The quality plate appearances put pressure on Keller and forced a mound visit. Just as he did in the fourth, however, Keller retired three batters in a row: Báez (flyout), Cabrera (strikeout) and Harold Castro (lineout).
“They’re in the middle of the order,” Hinch said. “Javy has been as hot as anybody. We want those guys to drive the ball. There’s no base-to-base. It was a hard time moving runners around in general tonight. But give your middle of the order as many chances as possible, and we feel good about that.”
In the seventh, Robbie Grossman reached safely with a six-pitch walk. Spencer Torkelson, the next batter, was hit in the helmet with an 88 mph changeup, and after he exited the game, Jeimer Candelario came off the bench to replace him.
That put two runners on with no outs.
Royals right-handed reliever Taylor Clarke replaced a tiring Keller and retired three batters in a row: Jonathan Schoop (pop out), Victor Reyes (groundout) and Greene (strikeout).
Greene struck out on three changeups.
Michael Pineda back from the IL
Right-hander Michael Pineda returned from the injured list and started his first game for the Tigers since May 14. He allowed three runs across seven innings and threw 65 pitches (41 strikes).
“I’m happy to be back,” Pineda said.
The Tigers didn’t want to overwork Pineda, who made two rehab starts for Triple-A Toledo. Hinch kept the nine-year MLB veteran on an innings limit.
“That was about as far as we were going to take him, no matter what,” Hinch said. “His pitch count wasn’t up by any means, but given that we didn’t give him many rehab starts, five ups was about as far as we wanted to take him.”
The Royals didn’t draw a walk against Pineda, but they tallied seven hits and struck out three times. Two of those hits were solo home runs in the fourth inning: Vinnie Pasquantino (for his first MLB hit) and Hunter Dozier drilled back-to-back homers.

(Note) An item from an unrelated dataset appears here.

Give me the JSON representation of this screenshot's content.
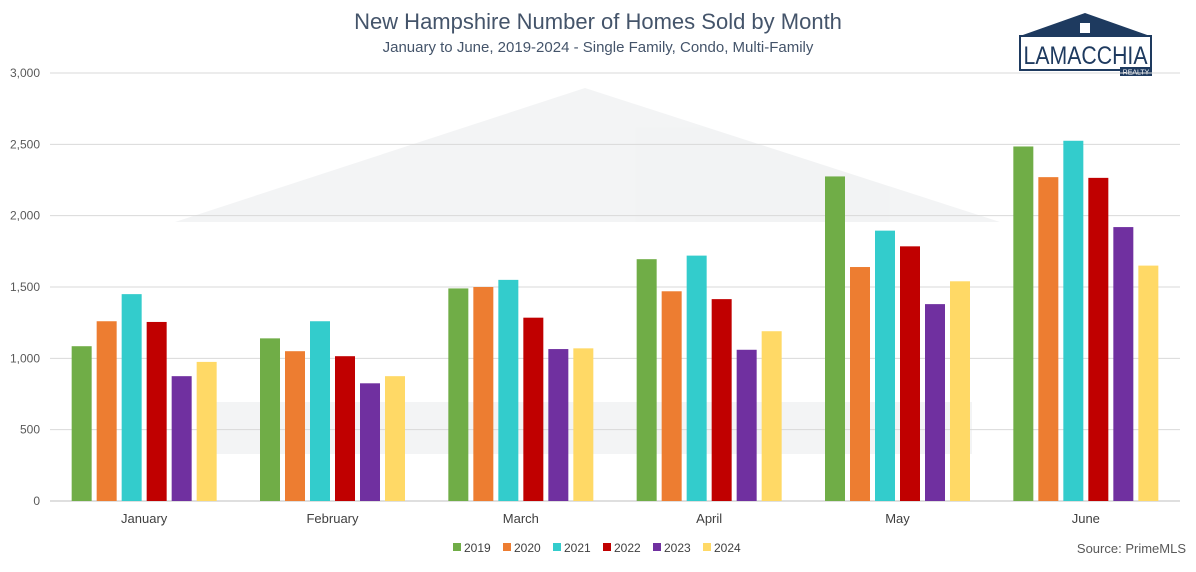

Those homers put the Royals ahead 3-0.
“We’re here to win the game and play hard every day,” Pineda said about the lack of run support. “I don’t think people are frustrated, but they want to do their job. Everybody here, we want to do our job. Sometimes, we don’t have the best success in the game, but we’re trying to do everything we can to be better. That’s the goal for everybody here.”
Kansas City scored its first run in the third inning, ignited by Whit Merrifield’s double. Third baseman Harold Castro was too far away from his bag, so Merrifield stole third base easily.
He then scored on Andrew Benintendi’s single.
Pineda worked efficiently. Even in the Royals’ two-run fourth inning, the 33-year-old needed 17 pitches for three outs. He threw nine pitches in the first, 10 pitches in the second and 14 pitches in the third.
“They’re a very aggressive team,” Pineda said. “They love to swing at the first pitch. I know that, so I tried to execute my pitches, especially the first pitch. … I felt great today, especially in the last inning.”
Pineda was replaced by right-handed reliever Jason Foley, who completed a scoreless sixth inning. Left-hander Tyler Alexander handled the next two innings, and righty Will Vest tossed the ninth.